Franz Ruff

Franz Ruff (* 1906 in Straubing, † 1979 in Prien am Chiemsee ) was a German architect.

Franz Ruff was born in 1906 as son of the architect Ludwig Ruff in Straubing. He was also an architect and worked from the beginning of its activities in Nuremberg, primarily for the Nazis. In 1934 he also took over the teaching of his father at the State School of Applied Arts in Nuremberg, to the sinking of the ' Third Reich ', 1945. Ruff belongs next to Albert Speer, Paul Ludwig Troost and his father Ludwig Ruff of the most famous architects of the ' Third Reich ' who were entrusted with typical representational and thus are considered as influential for this period. After the end of National Socialism Ruff was classified as a fellow traveler in the course of de-Nazification process. As a result, he was further worked as an architect, but was unable to match his career during the Nazi period after 1945.

Work

After minor projects such as the Hitler House ( also ' Brown House' ) in 1932 in Nuremberg, he took over after his father's death in 1934 the major project never completed Congress Hall on the Nazi Party Rally Grounds. 1935-1937, he oversaw the expansion and renovation of the Deutscher Hof, the hotel, which was Hitler's permanent quarters in Nuremberg.
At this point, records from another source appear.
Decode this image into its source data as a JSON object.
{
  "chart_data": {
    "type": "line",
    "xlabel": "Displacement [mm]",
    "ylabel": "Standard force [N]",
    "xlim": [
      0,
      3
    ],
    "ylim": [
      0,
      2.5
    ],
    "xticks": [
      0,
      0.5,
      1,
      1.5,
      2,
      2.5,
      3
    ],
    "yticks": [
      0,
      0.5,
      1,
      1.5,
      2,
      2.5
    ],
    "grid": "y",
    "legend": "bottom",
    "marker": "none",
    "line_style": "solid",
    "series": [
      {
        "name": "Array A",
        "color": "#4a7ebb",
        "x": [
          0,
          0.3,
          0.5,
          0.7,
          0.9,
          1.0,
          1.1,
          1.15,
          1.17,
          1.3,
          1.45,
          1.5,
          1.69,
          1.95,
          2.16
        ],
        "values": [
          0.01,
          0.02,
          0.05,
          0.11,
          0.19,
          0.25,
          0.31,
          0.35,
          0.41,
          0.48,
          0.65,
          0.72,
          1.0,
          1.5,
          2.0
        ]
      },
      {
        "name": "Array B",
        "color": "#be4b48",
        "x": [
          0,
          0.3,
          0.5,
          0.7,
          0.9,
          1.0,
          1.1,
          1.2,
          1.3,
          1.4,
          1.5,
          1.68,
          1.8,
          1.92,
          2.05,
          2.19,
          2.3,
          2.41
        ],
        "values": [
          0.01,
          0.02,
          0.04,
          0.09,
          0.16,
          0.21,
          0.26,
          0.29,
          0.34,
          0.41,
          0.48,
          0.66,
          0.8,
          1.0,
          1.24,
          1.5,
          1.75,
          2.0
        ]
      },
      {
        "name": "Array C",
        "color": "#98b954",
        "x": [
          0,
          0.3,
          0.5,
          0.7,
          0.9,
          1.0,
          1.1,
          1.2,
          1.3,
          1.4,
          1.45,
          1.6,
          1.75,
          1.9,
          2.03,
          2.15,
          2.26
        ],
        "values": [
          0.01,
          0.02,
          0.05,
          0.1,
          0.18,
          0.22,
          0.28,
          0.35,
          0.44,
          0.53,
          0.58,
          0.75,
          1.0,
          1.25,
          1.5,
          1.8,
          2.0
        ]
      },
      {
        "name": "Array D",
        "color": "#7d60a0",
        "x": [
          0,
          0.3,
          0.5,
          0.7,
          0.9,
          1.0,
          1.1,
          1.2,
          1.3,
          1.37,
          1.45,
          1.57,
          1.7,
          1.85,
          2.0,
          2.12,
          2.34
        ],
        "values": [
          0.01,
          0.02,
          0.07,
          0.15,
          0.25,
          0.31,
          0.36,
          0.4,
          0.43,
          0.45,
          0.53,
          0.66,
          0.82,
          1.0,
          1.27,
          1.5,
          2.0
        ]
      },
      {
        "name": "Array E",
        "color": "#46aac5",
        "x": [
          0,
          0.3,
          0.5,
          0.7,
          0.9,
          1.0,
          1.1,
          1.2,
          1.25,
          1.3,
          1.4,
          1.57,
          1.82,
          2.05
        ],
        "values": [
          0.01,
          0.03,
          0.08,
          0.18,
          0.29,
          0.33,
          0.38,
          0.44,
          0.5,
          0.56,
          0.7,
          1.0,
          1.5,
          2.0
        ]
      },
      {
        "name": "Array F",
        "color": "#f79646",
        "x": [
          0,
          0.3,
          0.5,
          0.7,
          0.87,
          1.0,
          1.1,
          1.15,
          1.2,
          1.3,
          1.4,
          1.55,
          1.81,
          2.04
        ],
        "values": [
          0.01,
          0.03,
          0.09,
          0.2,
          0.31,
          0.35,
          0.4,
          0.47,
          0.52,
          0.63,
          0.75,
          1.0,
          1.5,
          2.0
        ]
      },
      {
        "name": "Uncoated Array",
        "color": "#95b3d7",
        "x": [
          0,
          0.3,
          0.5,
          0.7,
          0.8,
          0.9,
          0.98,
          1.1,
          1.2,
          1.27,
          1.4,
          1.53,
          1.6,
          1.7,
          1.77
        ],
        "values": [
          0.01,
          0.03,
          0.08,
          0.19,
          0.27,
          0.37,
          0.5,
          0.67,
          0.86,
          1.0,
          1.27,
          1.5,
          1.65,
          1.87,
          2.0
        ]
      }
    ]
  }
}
1935/1937, he designed the Gauhaus franc, the official residence of the striker - publisher and Gauleiter of Franconia Julius Streicher, now used by the Nuremberg messages. Ruff was also on the main market at the request of Strings Baroque Fountain of Neptune in 1934 broken up before the County House.

His biggest project was from 1937 to 1939, the later so-called SS barracks (then actually called the SS - property ), which is now home to the Federal Office for Migration and Refugees.

According to plans by Ruff was born from 1937 to 1942 for Julius Streicher at the Pleikershof Cadolzburg, an axisymmetric Dreiseithof of monumental proportions in homeland security style.